The debate has become a power struggle that goes far beyond technical regulatory details and increasingly touches on the basic structure of the US financial system.
Banks argue that Stablecoin interest would lead to massive capital outflows from the traditional banking system. You’re talking about several trillion dollars that could move into tokenized dollar products.
The crypto industry counters that the banks primarily want to protect their margins and endanger the innovative strength of the US market. The financial policy situation was further destabilized when Coinbase withdrew its support for the planned US crypto legislative package, thereby shaking up negotiations in Congress.
At the same time, the industry’s political influence is growing: crypto protagonists have raised record sums, and the Trump administration is signaling openness towards the crypto industry.

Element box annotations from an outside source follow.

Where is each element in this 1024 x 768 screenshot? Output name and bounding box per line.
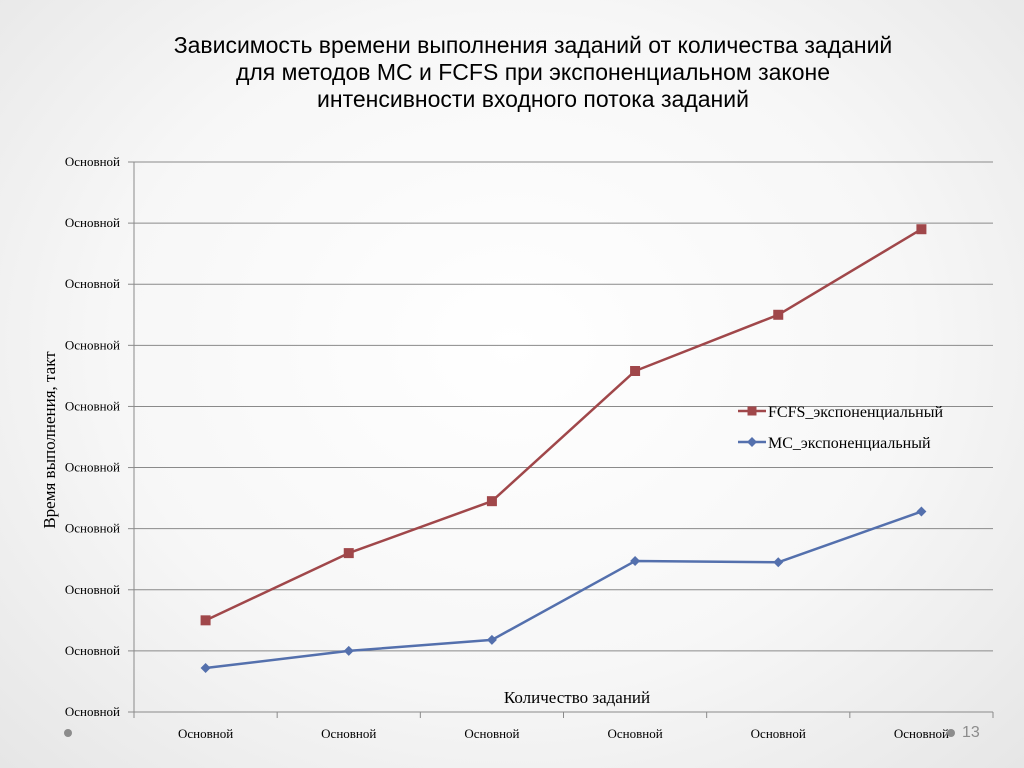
right-nav-dot [947,729,955,737]
y-tick-labels: Основной Основной Основной Основной Основной… [65,154,120,719]
x-axis-title: Количество заданий [504,688,650,707]
y-tick-label: Основной [65,337,120,352]
data-point-diamond [343,645,354,656]
series-layer [200,224,927,673]
x-tick-label: Основной [178,726,233,741]
x-tick-label: Основной [321,726,376,741]
data-point-diamond [630,556,641,567]
y-tick-label: Основной [65,460,120,475]
series-line-1 [205,228,923,622]
y-tick-label: Основной [65,643,120,658]
data-point-square [343,548,354,559]
legend-marker-square [747,406,757,416]
data-point-diamond [916,506,927,517]
title-line-2: для методов МС и FCFS при экспоненциальн… [235,59,831,85]
gridlines [134,161,993,652]
title-line-3: интенсивности входного потока заданий [317,86,749,112]
x-tick-labels: Основной Основной Основной Основной Основной… [178,726,949,741]
data-point-square [773,309,784,320]
page-number: 13 [962,724,980,741]
data-point-diamond [486,634,497,645]
data-point-diamond [773,557,784,568]
x-tick-label: Основной [894,726,949,741]
slide-title: Зависимость времени выполнения заданий о… [60,32,1006,113]
y-tick-label: Основной [65,154,120,169]
data-point-square [200,615,211,626]
series-line-2 [205,510,922,670]
data-point-diamond [200,663,211,673]
x-tick-label: Основной [607,726,662,741]
legend-marker-diamond [747,437,757,447]
data-point-square [630,366,641,376]
y-axis-title: Время выполнения, такт [40,351,59,529]
data-point-square [486,496,497,507]
legend-label: FCFS_экспоненциальный [768,404,943,421]
axes [128,161,994,718]
x-tick-label: Основной [464,726,519,741]
title-line-1: Зависимость времени выполнения заданий о… [173,32,893,58]
x-tick-label: Основной [751,726,806,741]
y-tick-label: Основной [65,704,120,719]
y-tick-label: Основной [65,398,120,413]
y-tick-label: Основной [65,521,120,536]
y-tick-label: Основной [65,276,120,291]
y-tick-label: Основной [65,582,120,597]
left-nav-dot [64,729,72,737]
y-tick-label: Основной [65,215,120,230]
data-point-square [916,224,927,235]
legend-label: МС_экспоненциальный [768,435,931,452]
legend: FCFS_экспоненциальный МС_экспоненциальный [738,404,943,452]
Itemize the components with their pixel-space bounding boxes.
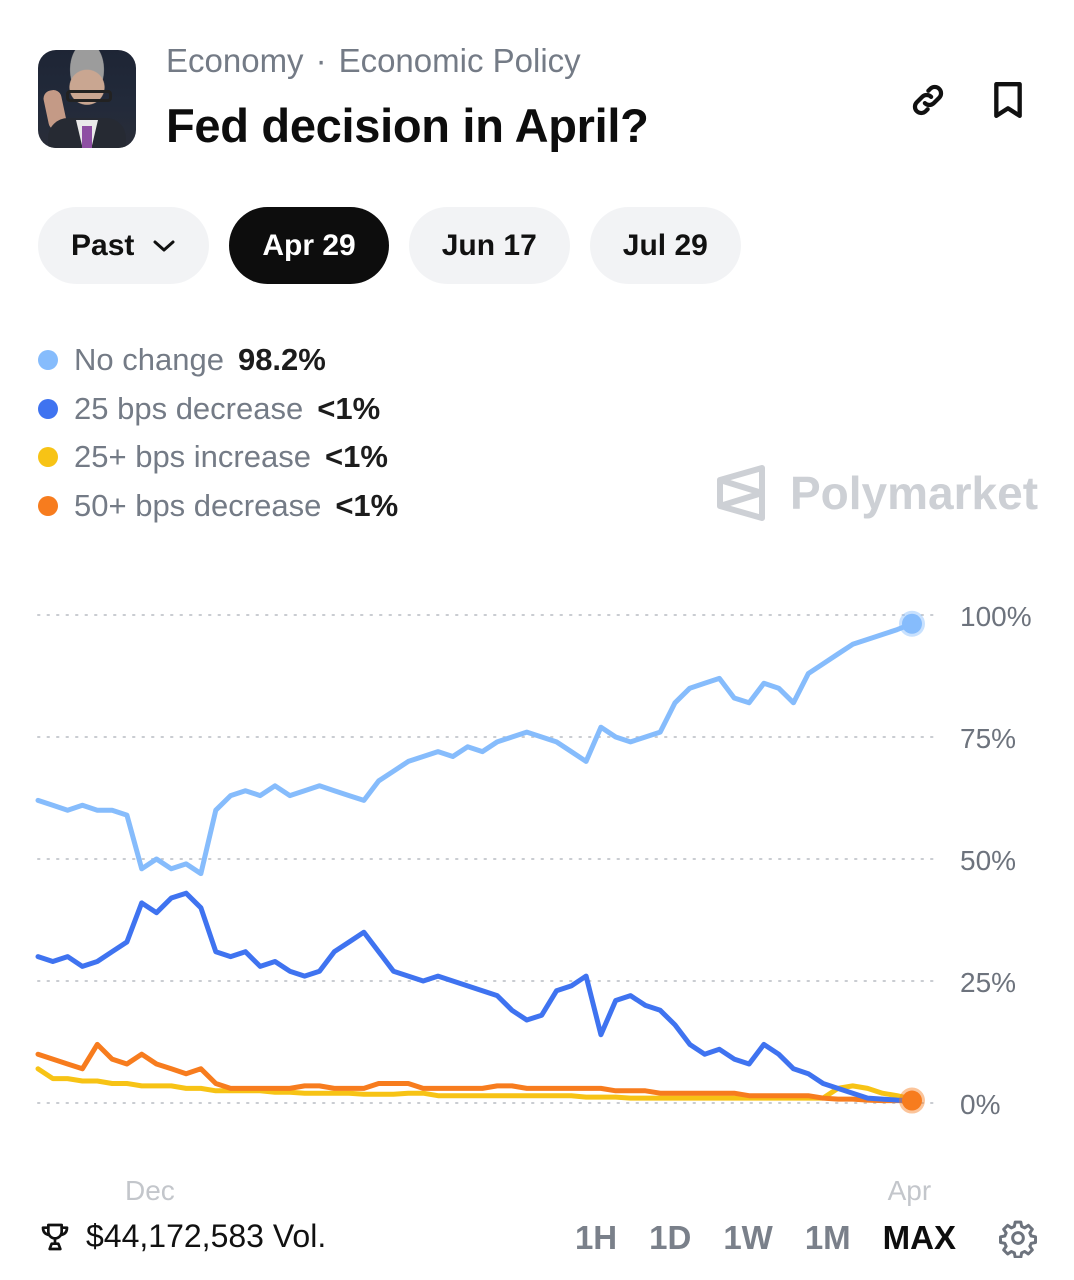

It is currently unclear whether the stablecoin lobby can still reach a viable deal. Republican lawmakers are trying to mediate between banking interests and the crypto industry, but the fronts are hardening. Banks want a complete ban on interest rates and stricter barriers to access to Fed infrastructure. The crypto industry, on the other hand, demands regulatory clarity that does not fundamentally restrict its business models. The likelihood of a short-term compromise decreases the longer internal tensions within the industry persist.

It is unlikely that the US conflict will spill over directly into the eurozone, but indirect effects are realistic. With MiCAR, the EU has a well-developed regulatory regime that strictly limits interest rate models for stablecoins and binds issuers more closely to traditional financial rules.
Nevertheless, EU banks are watching the US debate closely, as a liberal US market could provide stronger competition to EU institutions. If US regulation allows stablecoin interest rates, it could reignite the discussion about the competitiveness of European financial markets.
Conversely, a US interest rate ban would strengthen the position of the EU crypto industry, but would also limit the attractiveness of European stablecoin projects. The conflict itself is not directly imported – but its economic and political consequences are.